Christophe Clutterbuck était un individu ordinaire, d’une espèce très-commune, mais peu connue dans ce monde où les affaires et les intérêts tiennent tant de place. Je ne puis pas me flatter d’avoir à vous présenter en sa personne ce rara avis qu’on appelle un caractère neuf, et pourtant il y a quelque chose d’intéressant et de vraiment ignoré dans cette classe obscure et isolée dont je parle. Sur le point d’entrer dans la partie la plus sombre de mes mémoires, j’éprouve une satisfaction calme et douce à m’arrêter un instant pour crayonner en passant la physionomie de mon camarade de collège. Mon ami était entré à l’université avec une science dont se serait fait honneur un homme prêt à quitter le monde, et avec une naïveté dont aurait rougi un novice prêt à y débuter.
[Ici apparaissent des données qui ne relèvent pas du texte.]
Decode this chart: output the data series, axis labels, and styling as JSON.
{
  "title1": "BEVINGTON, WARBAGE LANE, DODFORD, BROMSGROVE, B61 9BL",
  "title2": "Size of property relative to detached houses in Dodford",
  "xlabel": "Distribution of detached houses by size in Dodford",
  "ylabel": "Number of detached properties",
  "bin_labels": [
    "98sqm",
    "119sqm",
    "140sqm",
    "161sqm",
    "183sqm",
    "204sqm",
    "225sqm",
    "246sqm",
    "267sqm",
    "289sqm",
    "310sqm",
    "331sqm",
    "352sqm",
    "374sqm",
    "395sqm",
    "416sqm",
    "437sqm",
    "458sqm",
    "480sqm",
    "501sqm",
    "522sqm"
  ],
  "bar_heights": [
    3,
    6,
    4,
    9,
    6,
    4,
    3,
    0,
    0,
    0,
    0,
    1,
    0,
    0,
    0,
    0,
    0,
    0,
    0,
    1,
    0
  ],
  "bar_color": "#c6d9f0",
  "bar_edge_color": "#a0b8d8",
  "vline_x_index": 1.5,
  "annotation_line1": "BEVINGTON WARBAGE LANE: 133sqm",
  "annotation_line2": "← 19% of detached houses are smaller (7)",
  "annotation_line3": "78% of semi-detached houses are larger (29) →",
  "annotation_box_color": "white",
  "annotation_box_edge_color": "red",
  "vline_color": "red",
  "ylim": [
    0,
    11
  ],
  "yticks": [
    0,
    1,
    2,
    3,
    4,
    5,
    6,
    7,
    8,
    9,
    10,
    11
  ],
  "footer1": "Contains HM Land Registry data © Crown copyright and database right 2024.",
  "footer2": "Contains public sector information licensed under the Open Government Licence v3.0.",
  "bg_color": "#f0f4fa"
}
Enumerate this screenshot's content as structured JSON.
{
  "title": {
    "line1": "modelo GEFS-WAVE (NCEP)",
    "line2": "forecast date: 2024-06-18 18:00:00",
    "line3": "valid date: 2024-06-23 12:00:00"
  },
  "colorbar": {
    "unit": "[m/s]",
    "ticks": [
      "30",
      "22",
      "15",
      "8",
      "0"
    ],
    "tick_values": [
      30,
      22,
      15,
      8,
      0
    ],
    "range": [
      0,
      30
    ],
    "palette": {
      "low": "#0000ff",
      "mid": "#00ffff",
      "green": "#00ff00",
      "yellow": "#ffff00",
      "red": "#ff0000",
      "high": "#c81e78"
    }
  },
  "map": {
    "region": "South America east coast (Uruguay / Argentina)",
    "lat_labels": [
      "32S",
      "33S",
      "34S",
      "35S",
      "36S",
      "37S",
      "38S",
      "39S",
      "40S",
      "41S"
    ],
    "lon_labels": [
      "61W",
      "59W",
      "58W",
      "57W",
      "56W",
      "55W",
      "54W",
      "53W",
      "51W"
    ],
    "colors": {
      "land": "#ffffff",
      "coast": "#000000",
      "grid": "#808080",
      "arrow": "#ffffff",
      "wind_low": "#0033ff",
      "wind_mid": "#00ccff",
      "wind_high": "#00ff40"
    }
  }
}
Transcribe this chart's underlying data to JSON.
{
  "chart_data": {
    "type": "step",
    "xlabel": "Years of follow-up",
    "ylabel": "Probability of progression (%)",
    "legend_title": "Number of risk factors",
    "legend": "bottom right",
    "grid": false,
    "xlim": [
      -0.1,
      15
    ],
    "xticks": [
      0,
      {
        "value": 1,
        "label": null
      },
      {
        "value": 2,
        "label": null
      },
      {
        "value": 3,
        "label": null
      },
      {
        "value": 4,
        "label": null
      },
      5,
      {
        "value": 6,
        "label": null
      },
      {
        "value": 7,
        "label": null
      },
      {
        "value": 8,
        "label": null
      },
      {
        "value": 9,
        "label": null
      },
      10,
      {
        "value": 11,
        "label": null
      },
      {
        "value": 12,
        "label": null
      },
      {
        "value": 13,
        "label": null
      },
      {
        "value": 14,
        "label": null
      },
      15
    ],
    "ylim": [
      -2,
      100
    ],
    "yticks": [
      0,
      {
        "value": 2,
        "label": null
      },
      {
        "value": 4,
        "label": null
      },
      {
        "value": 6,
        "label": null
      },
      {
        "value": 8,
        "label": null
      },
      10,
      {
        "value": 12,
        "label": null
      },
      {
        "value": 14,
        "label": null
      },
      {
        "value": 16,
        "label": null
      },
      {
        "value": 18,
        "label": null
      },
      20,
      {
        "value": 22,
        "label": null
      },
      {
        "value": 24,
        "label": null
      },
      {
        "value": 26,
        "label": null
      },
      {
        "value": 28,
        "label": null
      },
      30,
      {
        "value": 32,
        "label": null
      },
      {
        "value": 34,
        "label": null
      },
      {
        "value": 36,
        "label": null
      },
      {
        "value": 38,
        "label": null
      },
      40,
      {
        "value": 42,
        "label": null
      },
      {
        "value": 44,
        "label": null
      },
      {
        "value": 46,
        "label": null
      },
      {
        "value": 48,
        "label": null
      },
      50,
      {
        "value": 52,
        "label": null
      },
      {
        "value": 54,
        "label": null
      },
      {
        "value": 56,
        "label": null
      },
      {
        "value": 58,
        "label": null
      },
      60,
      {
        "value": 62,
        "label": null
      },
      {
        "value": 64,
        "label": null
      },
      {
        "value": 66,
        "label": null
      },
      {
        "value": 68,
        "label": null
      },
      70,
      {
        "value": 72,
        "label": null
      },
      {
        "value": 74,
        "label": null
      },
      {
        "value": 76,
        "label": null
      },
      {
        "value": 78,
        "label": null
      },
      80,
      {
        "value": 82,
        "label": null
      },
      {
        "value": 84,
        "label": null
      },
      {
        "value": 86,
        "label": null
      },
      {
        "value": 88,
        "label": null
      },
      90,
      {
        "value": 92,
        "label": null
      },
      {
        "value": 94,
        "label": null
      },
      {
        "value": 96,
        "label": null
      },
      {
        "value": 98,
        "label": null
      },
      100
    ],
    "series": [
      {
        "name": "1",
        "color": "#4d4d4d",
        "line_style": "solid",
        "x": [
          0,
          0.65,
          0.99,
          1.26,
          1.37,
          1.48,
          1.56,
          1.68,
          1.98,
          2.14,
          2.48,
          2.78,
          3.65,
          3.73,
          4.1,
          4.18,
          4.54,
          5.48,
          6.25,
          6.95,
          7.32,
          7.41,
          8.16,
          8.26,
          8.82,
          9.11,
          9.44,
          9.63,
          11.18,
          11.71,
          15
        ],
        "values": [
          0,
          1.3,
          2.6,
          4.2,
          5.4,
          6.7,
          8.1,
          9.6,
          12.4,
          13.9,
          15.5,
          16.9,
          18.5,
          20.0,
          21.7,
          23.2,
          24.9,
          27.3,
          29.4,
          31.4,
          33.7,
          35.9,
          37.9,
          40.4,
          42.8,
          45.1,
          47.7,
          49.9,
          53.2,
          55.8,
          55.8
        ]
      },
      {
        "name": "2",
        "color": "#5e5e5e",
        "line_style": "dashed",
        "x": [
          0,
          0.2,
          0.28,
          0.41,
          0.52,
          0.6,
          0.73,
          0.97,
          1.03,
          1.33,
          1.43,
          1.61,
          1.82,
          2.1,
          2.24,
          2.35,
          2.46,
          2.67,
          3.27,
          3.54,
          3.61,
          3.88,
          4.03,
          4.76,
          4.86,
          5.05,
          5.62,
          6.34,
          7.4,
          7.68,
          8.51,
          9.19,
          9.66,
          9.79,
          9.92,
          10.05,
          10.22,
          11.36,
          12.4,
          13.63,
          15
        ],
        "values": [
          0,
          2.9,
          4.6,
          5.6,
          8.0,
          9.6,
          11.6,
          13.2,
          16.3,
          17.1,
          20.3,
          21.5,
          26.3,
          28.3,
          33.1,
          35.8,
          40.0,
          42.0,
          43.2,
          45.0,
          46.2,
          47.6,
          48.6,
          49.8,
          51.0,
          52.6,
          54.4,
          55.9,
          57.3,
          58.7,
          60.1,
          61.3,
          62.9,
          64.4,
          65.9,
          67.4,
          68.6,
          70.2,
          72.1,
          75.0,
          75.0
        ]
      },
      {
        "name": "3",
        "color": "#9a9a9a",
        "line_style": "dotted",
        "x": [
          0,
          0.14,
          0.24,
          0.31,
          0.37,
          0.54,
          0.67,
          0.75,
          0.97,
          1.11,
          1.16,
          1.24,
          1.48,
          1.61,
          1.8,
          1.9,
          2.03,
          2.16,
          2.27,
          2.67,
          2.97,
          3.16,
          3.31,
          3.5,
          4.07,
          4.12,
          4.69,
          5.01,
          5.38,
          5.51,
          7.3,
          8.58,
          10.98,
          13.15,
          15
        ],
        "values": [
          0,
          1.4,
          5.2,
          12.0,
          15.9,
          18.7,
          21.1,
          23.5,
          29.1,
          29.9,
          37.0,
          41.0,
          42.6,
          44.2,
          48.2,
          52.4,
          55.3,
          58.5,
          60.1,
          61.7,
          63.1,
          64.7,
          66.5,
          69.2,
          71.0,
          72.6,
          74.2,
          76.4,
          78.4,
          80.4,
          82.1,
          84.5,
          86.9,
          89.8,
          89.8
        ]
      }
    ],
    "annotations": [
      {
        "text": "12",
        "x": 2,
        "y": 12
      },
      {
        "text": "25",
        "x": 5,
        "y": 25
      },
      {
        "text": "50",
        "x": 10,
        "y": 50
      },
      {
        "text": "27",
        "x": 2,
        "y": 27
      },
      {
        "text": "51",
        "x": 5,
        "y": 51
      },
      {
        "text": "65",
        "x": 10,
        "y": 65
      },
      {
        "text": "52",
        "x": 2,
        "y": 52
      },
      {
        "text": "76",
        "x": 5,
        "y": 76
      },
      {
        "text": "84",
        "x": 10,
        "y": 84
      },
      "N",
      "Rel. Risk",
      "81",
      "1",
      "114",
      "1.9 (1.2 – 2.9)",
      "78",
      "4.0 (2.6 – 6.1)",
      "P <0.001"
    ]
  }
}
Calme, de mœurs douces et timides, on ne le voyait jamais franchir le seuil de son appartement si ce n’est pour répondre à l’appel des repas, des classes, ou des exercices religieux. Alors on apercevait son petit corps voûté, parcourant la cour quadrangulaire à pas précipités et évitant avec soin de marcher sur les bordures du maigre gazon interdit aux membres plébéiens de l’oligarchie collégiale. C’était à qui rirait et se moquerait de lui, parmi les étudiants plus favorisés du côté de la fortune que des sentiments, lorsque apparaissait l’humble écolier avec ses vêtements grossiers et son teint plombé.